The central pattern here is reverse-order construction of a cascaded pipeline. Three AxInferenceNet instances are created from back to front: net2 (fruit detection) is created first with Ax::forward_to(ready) so it delivers finished frames to the display queue, then net1 (segmentation) forwards to net2, and finally net0 (pose detection) forwards filtered detections to net1. This reverse wiring ensures each network's output callback is already available when the upstream network is created.

The Ax::FilterDetectionsProperties struct controls how detections are filtered between cascade stages. In this example, detections from the pose model ("master_detections") are filtered by minimum bounding box size (50x50 pixels), a confidence threshold of 0.5, and limited to the top 3 candidates. The Ax::Which::Center option selects detections based on their center position. The filtered results are passed as ROI inputs to the segmentation network under a renamed metadata key, with hide_output_meta = true to prevent the intermediate metadata from appearing in the final output.

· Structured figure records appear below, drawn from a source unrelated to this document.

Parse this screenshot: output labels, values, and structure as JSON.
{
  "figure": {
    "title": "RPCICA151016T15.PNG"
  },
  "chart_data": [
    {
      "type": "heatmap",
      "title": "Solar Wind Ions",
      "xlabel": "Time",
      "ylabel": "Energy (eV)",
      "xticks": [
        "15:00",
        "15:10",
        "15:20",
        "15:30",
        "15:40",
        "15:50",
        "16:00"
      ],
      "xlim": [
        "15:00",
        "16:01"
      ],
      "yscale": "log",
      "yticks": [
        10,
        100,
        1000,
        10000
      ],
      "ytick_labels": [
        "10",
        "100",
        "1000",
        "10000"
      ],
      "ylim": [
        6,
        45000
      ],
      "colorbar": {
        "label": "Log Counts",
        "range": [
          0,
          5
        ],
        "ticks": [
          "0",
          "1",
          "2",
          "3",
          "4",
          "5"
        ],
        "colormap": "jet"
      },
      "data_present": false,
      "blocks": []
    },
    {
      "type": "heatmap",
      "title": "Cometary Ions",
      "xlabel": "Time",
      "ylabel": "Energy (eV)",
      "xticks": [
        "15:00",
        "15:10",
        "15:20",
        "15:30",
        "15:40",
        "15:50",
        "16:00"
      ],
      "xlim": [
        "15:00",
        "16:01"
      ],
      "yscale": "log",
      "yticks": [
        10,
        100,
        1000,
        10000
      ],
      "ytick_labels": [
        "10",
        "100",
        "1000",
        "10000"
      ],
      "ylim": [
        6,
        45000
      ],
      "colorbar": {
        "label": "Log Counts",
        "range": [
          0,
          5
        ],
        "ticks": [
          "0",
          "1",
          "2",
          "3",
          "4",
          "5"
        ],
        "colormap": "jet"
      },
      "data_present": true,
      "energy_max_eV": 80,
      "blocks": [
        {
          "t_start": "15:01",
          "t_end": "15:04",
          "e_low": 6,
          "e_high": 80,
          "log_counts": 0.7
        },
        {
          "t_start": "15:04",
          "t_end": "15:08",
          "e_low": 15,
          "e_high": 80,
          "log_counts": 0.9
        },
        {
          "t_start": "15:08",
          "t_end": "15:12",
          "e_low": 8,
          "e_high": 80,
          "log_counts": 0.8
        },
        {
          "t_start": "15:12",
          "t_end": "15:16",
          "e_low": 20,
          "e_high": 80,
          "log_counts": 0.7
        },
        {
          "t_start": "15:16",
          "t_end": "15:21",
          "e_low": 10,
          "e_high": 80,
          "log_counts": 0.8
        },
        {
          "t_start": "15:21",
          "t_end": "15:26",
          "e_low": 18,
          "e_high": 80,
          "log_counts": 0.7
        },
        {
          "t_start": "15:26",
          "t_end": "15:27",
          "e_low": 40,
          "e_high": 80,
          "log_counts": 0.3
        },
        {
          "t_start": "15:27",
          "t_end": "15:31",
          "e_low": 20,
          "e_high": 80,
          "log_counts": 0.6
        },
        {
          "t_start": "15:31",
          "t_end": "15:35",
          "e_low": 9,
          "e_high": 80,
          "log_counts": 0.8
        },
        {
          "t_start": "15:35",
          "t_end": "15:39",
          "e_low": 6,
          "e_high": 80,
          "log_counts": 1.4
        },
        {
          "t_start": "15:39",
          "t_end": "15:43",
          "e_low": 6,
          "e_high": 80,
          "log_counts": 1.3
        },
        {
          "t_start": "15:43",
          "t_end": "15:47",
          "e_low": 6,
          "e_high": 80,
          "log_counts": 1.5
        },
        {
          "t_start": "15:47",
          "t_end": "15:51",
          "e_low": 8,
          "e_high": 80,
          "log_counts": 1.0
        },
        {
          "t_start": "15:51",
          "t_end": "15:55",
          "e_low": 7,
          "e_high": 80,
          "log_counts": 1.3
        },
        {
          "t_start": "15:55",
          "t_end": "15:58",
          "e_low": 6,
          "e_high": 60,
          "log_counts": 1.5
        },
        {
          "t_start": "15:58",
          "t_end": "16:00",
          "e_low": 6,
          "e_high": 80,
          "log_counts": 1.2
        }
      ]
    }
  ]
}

Unlike the basic example which manually renders detections, this example uses the SDK's built-in Ax::OpenCV::Display renderer. The render_options.labels field is set so the display can automatically map class IDs to human-readable names. All metadata accumulated across the three pipeline stages is passed directly to the display for rendering.

Shutdown requires stopping all three networks in order (net0, net1, net2), ensuring each network's threads are joined before the downstream network is stopped.